After one too many humiliating rides in the ski patrol toboggan, she’d had enough. Abandoning her dreams of racing, she went to college. But while in California at Stanford University, she discovered an adaptive ski program at Lake Tahoe’s Alpine Meadows Ski Resort, and a dedicated instructor.
“Marc Mast went way above the call of duty,” she says of her new teacher. “He got me dialed in to the right equipment and helped me with lessons and training camps.”
At a training camp in Colorado, they finally found equipment that worked.
“Marc got me into a whole different type of monoski. Suddenly I was linking turns and skiing well; I was able to go down racecourses. Once I got hooked up with the right equipment for my disability, things started to take off.”
Her journey back to skiing eventually led her home to Baldy and Sun Valley.
“I’ll never forget that day. I drove to the mountain myself. I pulled my ski out of my truck by myself. I put my ski together, got into it, and skied all day long by myself. And that was like … yes! That was the day I knew I had come full circle. I was free again, and I was a skier and I was Muffy again and I was empowered. Because I knew I could do it by myself.”
Davis found a kindred philosophy in the programs of the National Ability Center in Park City, Utah. Husband-and-wife team Meeche White and Pete Badewitz had founded the NAC in 1985 as a ski school for people with disabilities. White, a recreational therapist with a degree from Florida State University, and Badewitz, a Vietnam veteran and below-the-knee amputee she met while teaching skiing in Colorado, decided Park City would be the place. That first year, with a $5,000 grant from the Veterans Administration, they taught 45 adaptive ski lessons. In 2006, the NAC provided 24,000 lessons in everything from adaptive skiing, kayaking, river rafting, and camping to hippotherapy—the use of horseback riding for physical and emotional therapy. Park City’s NAC is considered one of the leading year-round recreation centers in the world for people with disabilities, as well as a center for training world-class Paralympic athletes.
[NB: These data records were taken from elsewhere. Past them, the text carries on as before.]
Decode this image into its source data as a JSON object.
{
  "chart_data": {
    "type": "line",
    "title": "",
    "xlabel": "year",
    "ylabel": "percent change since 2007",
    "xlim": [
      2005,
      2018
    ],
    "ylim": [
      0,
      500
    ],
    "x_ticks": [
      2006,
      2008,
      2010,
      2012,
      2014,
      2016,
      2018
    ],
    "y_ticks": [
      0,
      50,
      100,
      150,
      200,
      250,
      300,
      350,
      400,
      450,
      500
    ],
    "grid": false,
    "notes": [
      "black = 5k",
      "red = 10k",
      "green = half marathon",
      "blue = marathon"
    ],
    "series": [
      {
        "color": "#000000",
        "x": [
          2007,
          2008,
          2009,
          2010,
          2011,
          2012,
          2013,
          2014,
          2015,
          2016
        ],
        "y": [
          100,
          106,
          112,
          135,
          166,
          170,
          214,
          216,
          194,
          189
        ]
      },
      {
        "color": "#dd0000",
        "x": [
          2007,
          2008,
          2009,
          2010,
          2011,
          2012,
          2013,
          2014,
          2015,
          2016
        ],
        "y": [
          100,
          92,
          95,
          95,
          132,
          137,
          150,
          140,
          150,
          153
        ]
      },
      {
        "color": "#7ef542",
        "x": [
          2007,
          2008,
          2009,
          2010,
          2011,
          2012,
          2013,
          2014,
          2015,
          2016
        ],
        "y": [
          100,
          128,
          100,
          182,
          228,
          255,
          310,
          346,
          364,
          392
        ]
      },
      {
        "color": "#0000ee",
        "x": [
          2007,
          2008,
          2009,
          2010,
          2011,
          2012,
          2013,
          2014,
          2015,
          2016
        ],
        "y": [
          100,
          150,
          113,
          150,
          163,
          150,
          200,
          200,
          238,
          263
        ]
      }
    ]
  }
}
Their stated mission was—and still is—to provide opportunities to discover abilities.
With the NAC’s support, Davis returned to racing, winning silver medals in the 2002 Paralympics in Salt Lake City; a bronze medal at the Paralympics in Nagano, Japan, in 1998; a World Championship in 2000; and more than 25 World Cup medals. In between, she climbed California’s Mount Shasta on a hand-cranked machine called a SnowPod and made it to the top of Colorado’s Pikes Peak in a wheelchair. In 2005, she embarked on a world tour with her husband, Jeff Burley, a recreational therapist she met in 2000 on a National Ability Center river-rafting trip down the Colorado River. They spread the word about accessible recreation to countries like Vietnam, Ghana, South Africa, and China.